The NASD Over-the-Counter (OTC) Securities Exchange fell by 0.08 per cent on Monday, April 7, as the global market meltdown takes its toll on the local economy.

During the first trading session of the week, the market capitalisation of the bourse went down by N1.50 billion to N1.909 trillion from the N1.911 trillion quoted at the preceding session.

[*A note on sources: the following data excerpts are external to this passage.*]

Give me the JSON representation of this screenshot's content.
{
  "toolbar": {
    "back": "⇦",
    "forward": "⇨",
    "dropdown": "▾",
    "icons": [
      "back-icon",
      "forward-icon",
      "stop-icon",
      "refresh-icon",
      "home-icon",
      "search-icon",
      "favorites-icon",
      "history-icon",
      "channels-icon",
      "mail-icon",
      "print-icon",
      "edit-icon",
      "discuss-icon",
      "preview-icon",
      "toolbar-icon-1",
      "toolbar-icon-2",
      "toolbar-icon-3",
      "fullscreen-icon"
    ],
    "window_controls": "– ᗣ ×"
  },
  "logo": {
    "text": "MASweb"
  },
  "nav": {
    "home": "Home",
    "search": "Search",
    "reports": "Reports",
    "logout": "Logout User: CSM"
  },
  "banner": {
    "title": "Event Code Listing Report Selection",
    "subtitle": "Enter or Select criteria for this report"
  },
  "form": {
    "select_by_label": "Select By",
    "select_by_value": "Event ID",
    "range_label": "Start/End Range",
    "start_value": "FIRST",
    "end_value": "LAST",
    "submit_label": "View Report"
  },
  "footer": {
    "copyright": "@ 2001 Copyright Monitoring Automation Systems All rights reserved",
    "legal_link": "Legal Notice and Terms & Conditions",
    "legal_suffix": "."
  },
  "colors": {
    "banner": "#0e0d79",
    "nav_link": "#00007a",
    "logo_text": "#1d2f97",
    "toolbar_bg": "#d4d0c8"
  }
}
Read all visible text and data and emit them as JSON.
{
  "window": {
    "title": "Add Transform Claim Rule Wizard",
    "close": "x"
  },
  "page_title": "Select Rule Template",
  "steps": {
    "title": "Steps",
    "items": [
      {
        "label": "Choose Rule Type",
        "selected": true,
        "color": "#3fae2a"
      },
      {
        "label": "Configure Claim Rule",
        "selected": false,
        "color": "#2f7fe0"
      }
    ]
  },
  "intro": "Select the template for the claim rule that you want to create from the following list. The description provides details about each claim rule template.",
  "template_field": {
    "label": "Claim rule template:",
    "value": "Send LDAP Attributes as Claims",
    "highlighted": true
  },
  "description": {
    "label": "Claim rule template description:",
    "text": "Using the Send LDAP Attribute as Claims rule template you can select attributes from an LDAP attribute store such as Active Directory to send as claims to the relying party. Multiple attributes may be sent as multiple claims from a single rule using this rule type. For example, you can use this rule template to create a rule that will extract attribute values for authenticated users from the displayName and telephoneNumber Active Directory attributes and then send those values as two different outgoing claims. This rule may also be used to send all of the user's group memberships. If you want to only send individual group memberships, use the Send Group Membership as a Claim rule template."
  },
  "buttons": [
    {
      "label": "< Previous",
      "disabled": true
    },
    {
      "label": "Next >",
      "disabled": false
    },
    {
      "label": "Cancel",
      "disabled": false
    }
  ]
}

In the same vein, the NASD Unlisted Security Index (NSI) depreciated by 2.59 points at the close of business to 3,306.87 points from last Friday’s 3,309.46 points.

Business Post reports that there were two price losers at the session led by Nipco Plc, which crumbled by N20.20 to close at N199.80 per share compared with the previous closing value of N220.00 per share, and Geo-Fluids Plc retreated by 24 Kobo to settle at N2.46 per unit, in contrast to the N2.70 per unit it was traded at the last trading day.

However, the price of FrieslandCampina Wamco Nigeria Plc went up by N1.22 yesterday to N38.02 per unit from last Friday’s closing value of N36.80 per unit.

The volume of securities traded by the market participants decreased by 56.8 per cent during the session to 560,253 units from the 1.3 million units transacted in the previous trading day, but the value of trades rose by 232.3 per cent to N16.7 million from N5.02 million, and the number of deals contracted by 10 per cent to 18 deals from 20 deals.

Impresit Bakolori Plc remained the most active stock by volume (year-to-date) with 533.9 million units worth N520.9 million, Industrial and General Insurance (IGI) Plc occupied the second spot with 71.2 million units sold for N24.2 million, and the third position was taken by Geo Fluids Plc with 44.4 million units valued at N89.8 million.

Also, FrieslandCampina Wamco Nigeria Plc maintained its position as the most traded stock by value (year-to-date) with 14.2 million units valued at N549.9 million, followed by Impresit Bakolori Plc with 533.9 million units worth N520.9 million, and Afriland Properties Plc with 17.8 million units sold for N364.2 million.